Na uliczne wyścigi skarżą się mieszkańcy Ogrodowej w Raciborzu. Ich ostatnią deską ratunku jest radny Stanisław Borowik, który zaapelował do prezydenta o interwencję u komendanta policji. 

Temat poruszył na październikowej sesji Rady Miasta Racibórz. Jak opisał, Ogrodowa stała się areną wyścigów, a ich głównym bohaterem ma być czarne audi „z wypasem na tuningu” na gliwickich rejestracjach.

Subskrybuj nasz kanał w serwisie YouTube!

Horror przeżywają przede wszystkim mieszkańcy parteru. Kierowcy ścigają się na odcinku od szkoły muzycznej po dawny dom partii.

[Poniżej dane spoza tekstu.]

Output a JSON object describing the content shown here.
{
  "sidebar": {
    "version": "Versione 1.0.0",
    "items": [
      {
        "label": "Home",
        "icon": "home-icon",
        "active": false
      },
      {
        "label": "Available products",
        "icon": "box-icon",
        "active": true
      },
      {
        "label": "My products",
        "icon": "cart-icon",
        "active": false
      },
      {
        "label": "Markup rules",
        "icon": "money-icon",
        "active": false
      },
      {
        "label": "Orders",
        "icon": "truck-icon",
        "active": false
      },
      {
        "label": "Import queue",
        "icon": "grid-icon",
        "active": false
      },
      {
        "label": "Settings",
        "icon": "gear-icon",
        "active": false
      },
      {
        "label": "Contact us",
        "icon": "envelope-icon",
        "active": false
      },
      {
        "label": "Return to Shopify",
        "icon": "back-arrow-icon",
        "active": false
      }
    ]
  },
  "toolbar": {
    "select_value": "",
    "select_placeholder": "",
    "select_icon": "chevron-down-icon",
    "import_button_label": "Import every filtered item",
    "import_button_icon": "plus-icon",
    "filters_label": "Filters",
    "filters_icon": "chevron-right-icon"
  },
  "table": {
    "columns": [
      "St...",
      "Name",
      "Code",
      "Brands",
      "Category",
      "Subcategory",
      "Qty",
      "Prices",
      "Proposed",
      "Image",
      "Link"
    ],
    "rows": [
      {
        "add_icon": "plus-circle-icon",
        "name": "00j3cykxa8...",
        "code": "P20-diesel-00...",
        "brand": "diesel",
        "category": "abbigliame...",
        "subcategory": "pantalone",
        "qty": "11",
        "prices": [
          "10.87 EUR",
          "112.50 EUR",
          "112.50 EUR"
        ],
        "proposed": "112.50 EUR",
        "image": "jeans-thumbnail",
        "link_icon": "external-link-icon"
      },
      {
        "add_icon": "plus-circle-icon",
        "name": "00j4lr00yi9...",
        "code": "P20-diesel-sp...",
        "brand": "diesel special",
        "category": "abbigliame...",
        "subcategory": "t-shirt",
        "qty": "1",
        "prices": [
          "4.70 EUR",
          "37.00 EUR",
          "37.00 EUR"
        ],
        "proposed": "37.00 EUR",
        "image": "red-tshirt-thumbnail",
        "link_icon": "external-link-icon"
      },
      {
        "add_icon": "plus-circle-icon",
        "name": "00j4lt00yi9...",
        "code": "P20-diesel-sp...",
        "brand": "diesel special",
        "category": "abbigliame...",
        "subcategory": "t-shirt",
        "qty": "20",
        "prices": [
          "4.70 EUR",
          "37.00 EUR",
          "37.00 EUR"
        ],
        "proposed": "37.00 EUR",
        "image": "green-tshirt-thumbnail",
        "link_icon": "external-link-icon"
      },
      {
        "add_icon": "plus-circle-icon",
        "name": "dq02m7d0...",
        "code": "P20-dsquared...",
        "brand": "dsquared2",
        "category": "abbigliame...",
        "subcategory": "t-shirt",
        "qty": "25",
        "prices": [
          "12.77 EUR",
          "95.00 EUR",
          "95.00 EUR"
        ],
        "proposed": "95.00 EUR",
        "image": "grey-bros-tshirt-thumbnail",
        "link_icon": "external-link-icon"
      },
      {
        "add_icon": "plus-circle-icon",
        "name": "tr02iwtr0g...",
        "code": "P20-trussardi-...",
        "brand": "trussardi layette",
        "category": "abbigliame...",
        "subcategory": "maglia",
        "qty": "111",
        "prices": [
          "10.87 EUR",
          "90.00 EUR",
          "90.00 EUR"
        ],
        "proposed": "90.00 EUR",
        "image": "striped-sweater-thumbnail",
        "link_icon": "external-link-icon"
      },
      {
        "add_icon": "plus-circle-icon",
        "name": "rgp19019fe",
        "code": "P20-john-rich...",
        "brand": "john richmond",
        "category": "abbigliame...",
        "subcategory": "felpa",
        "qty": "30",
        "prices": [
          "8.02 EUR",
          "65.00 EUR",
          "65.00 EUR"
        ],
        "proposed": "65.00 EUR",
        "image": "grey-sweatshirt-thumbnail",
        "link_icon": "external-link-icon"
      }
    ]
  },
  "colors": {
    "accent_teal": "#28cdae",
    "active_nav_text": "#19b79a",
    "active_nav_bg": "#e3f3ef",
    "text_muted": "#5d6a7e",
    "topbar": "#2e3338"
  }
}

Wszystko rozgrywa się od kilku tygodni. Wyścigi zaczynają się o godzinie 16:00, a kończą około 18:00. Kierowcy rozwijają prędkość powyżej 120 km/h! – grzmiał Stanisław Borowik.

Jak dodał, miłośnicy motoryzacyjnych wrażeń są sprytni i dobrze przygotowani. Posiadają krótkofalówki, dzięki którym komunikują się nie tylko w sprawie wyścigu, ale także ostrzegają przed nadjeżdżającym patrolem policji.

– Może należałoby ustawić tam jakiś niewidoczny radar. Na przykład w nieoznakowanym samochodzie. Wtedy będzie można ich wyłapać – zaproponował, zwracając się do prezydenta Dariusza Polowego z prośbą o interwencję u komendanta raciborskiej policji.

Przypomnijmy, że Ogrodowa to nie jedyna ulica w mieście, na której dochodzi do wyścigów. Od lat raciborzanie zwracają uwagę na nielegalny proceder na Ocickiej, Opawskiej czy Kozielskiej.